Touted in our first issue: A love-crazed soldier, scheming septuagenarians, an Anglo-French chastity plot, and a suspected nymphomaniac with a taste for fast cars.

By Thomas Mallon

Several months before the first issue of The New Yorkerappeared, Harold Ross’s fund-raising prospectus promised, along with much else, that “Judgment will be passed upon new books of consequence.” The publication’s literary coverage would take a while to settle down into the distinct critical sensibilities of Dorothy Parker and Clifton Fadiman, and at the start “books of consequence” were something noticed haphazardly “The Great Gatsby,” for example, received more attention for its theatrical adaptation in 1926—“a play of shrewd, hard humor, of self-respecting sentiment”—than for its appearance as a novel, a year earlier.
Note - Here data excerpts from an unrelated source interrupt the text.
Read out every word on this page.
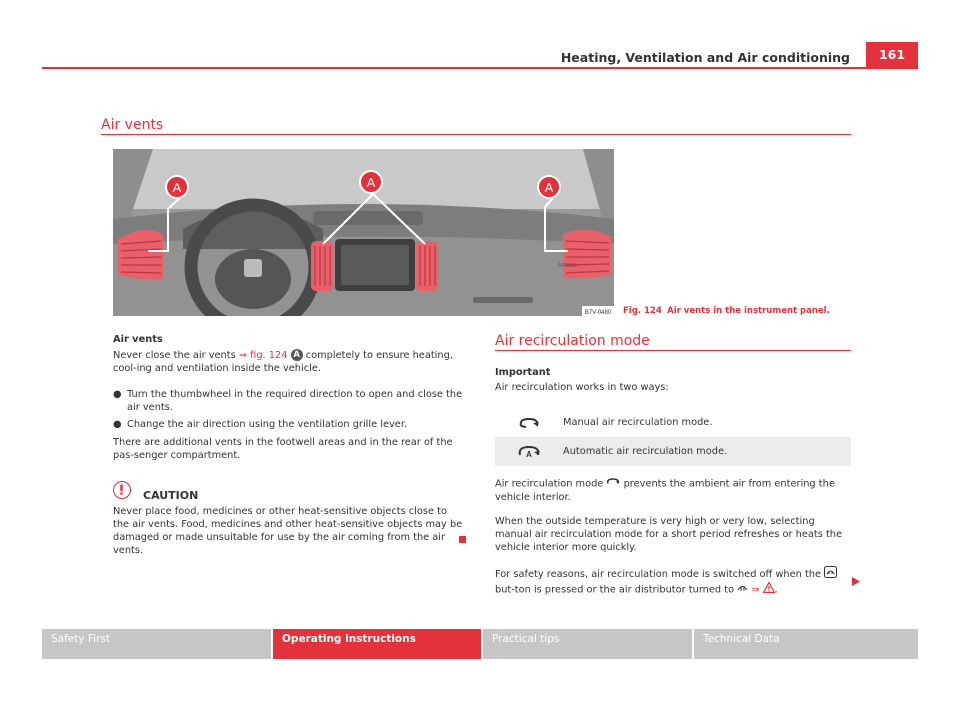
Heating, Ventilation and Air conditioning	161
Air vents
AIRBAG
A	A	A
B7V-0480 Fig. 124 Air vents in the instrument panel.
Air vents
Never close the air vents ⇒ fig. 124 A completely to ensure heating, cool-ing and ventilation inside the vehicle.
● Turn the thumbwheel in the required direction to open and close the air vents.
● Change the air direction using the ventilation grille lever.
There are additional vents in the footwell areas and in the rear of the pas-senger compartment.
CAUTION
Never place food, medicines or other heat-sensitive objects close to the air vents. Food, medicines and other heat-sensitive objects may be damaged or made unsuitable for use by the air coming from the air vents.
Air recirculation mode
Important
Air recirculation works in two ways:
Manual air recirculation mode.
A	Automatic air recirculation mode.
Air recirculation mode prevents the ambient air from entering the vehicle interior.
When the outside temperature is very high or very low, selecting manual air recirculation mode for a short period refreshes or heats the vehicle interior more quickly.
For safety reasons, air recirculation mode is switched off when the  but-ton is pressed or the air distributor turned to ⇒ .
Safety First	Operating instructions	Practical tips	Technical Data
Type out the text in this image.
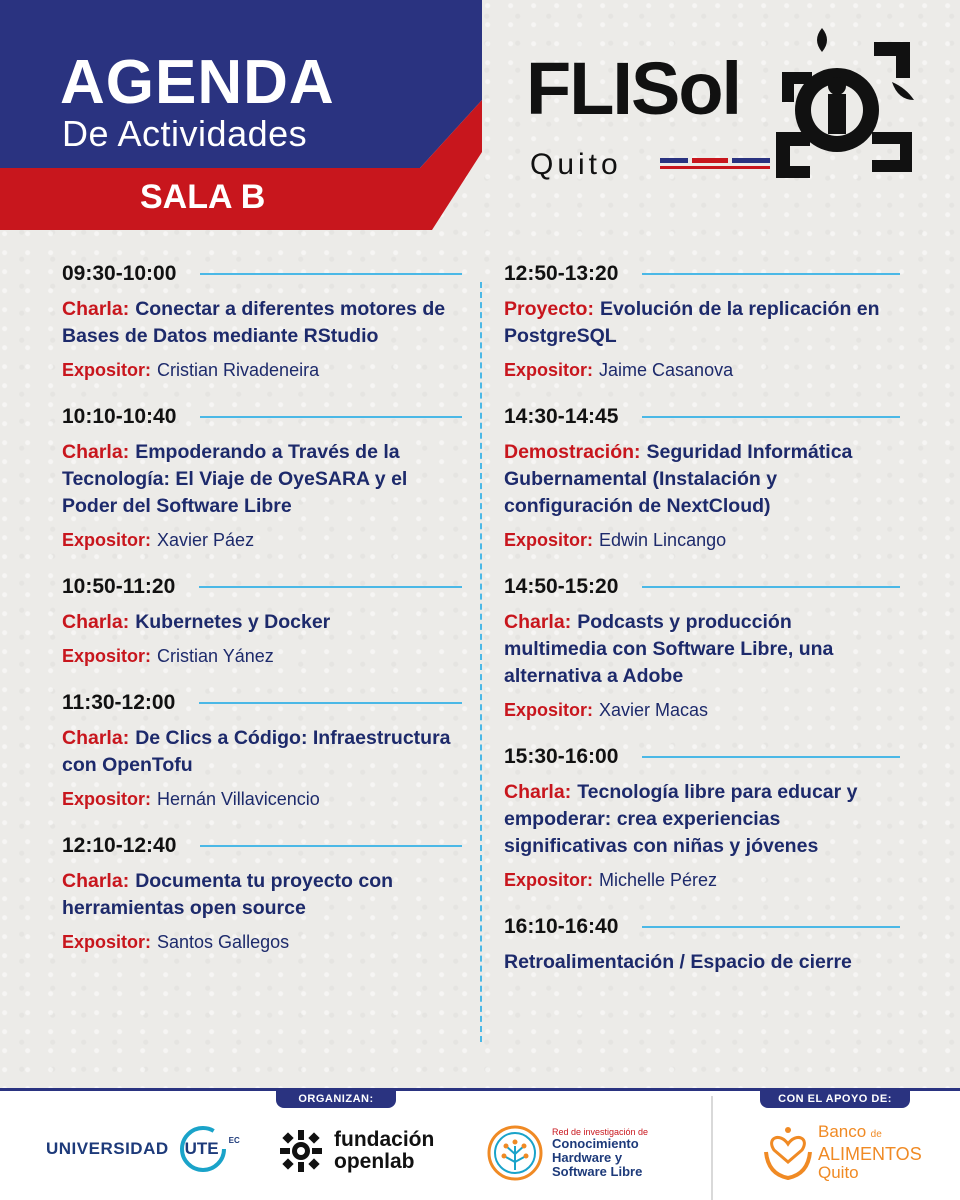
AGENDA
De Actividades
SALA B
FLISol
Quito
09:30-10:00
Charla: Conectar a diferentes motores de Bases de Datos mediante RStudio
Expositor: Cristian Rivadeneira
10:10-10:40
Charla: Empoderando a Través de la Tecnología: El Viaje de OyeSARA y el Poder del Software Libre
Expositor: Xavier Páez
10:50-11:20
Charla: Kubernetes y Docker
Expositor: Cristian Yánez
11:30-12:00
Charla: De Clics a Código: Infraestructura con OpenTofu
Expositor: Hernán Villavicencio
12:10-12:40
Charla: Documenta tu proyecto con herramientas open source
Expositor: Santos Gallegos
12:50-13:20
Proyecto: Evolución de la replicación en PostgreSQL
Expositor: Jaime Casanova
14:30-14:45
Demostración: Seguridad Informática Gubernamental (Instalación y configuración de NextCloud)
Expositor: Edwin Lincango
14:50-15:20
Charla: Podcasts y producción multimedia con Software Libre, una alternativa a Adobe
Expositor: Xavier Macas
15:30-16:00
Charla: Tecnología libre para educar y empoderar: crea experiencias significativas con niñas y jóvenes
Expositor: Michelle Pérez
16:10-16:40
Retroalimentación / Espacio de cierre
ORGANIZAN:	CON EL APOYO DE:
UNIVERSIDAD UTE EC	fundación
openlab
Red de investigación de
Conocimiento
Hardware y
Software Libre
Banco de
ALIMENTOS
Quito
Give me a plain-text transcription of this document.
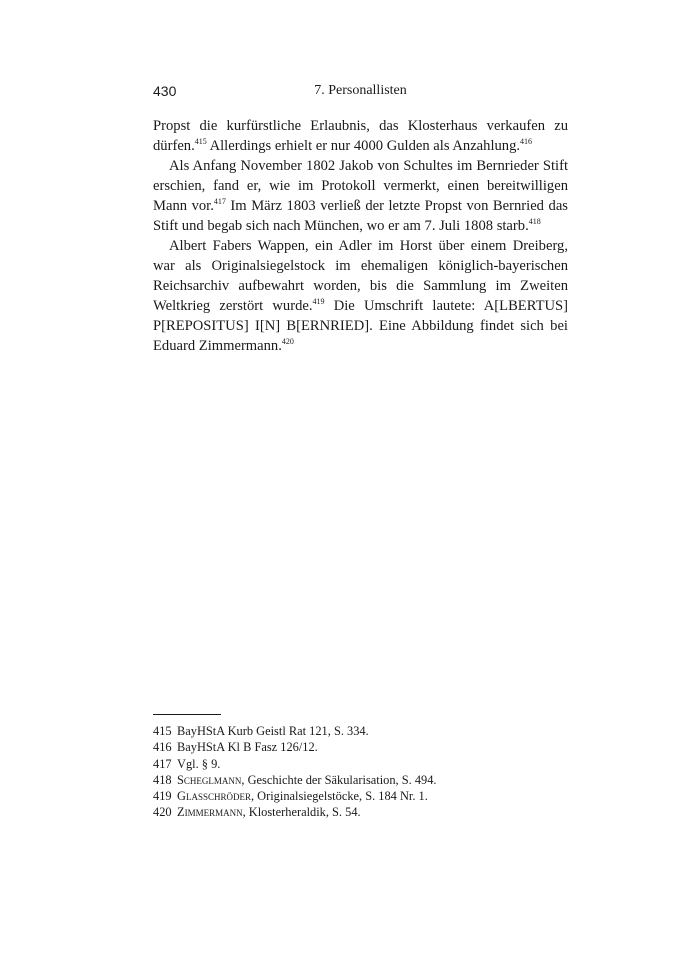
430	7. Personallisten

Propst die kurfürstliche Erlaubnis, das Klosterhaus verkaufen zu dürfen.$^{415}$ Allerdings erhielt er nur 4000 Gulden als Anzahlung.$^{416}$

Als Anfang November 1802 Jakob von Schultes im Bernrieder Stift erschien, fand er, wie im Protokoll vermerkt, einen bereitwilligen Mann vor.$^{417}$ Im März 1803 verließ der letzte Propst von Bernried das Stift und begab sich nach München, wo er am 7. Juli 1808 starb.$^{418}$

Albert Fabers Wappen, ein Adler im Horst über einem Dreiberg, war als Originalsiegelstock im ehemaligen königlich-bayerischen Reichsarchiv aufbewahrt worden, bis die Sammlung im Zweiten Weltkrieg zerstört wurde.$^{419}$ Die Umschrift lautete: A[LBERTUS] P[REPOSITUS] I[N] B[ERNRIED]. Eine Abbildung findet sich bei Eduard Zimmermann.$^{420}$

415 BayHStA Kurb Geistl Rat 121, S. 334.
416 BayHStA Kl B Fasz 126/12.
417 Vgl. § 9.
418 Scheglmann, Geschichte der Säkularisation, S. 494.
419 Glasschröder, Originalsiegelstöcke, S. 184 Nr. 1.
420 Zimmermann, Klosterheraldik, S. 54.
Much of the magazine’s earliest book reviewing was written under the byline Touchstone, who was actually a man named Harry Este Dounce. It’s hard now for a reader to perceive Touchstone’s own touchstones, to discern a critical standard beyond his own struggle to figure out who this new publication’s readers might or ought to be. In the first issue, of February 21, 1925, he sort of recommends “Those Barren Leaves,” by Aldous Huxley—if, that is, “you like your novels professionally clever and intellectual.” Late in November, reviewing John Dos Passos’s “Manhattan Transfer,” Dounce felt compelled to note that the author’s Manhattan “is not the hypothetical typical New Yorker reader’s,” though he did find it to be “very much like the real, complete thing—which is to say, like a hell of chaotic futility.”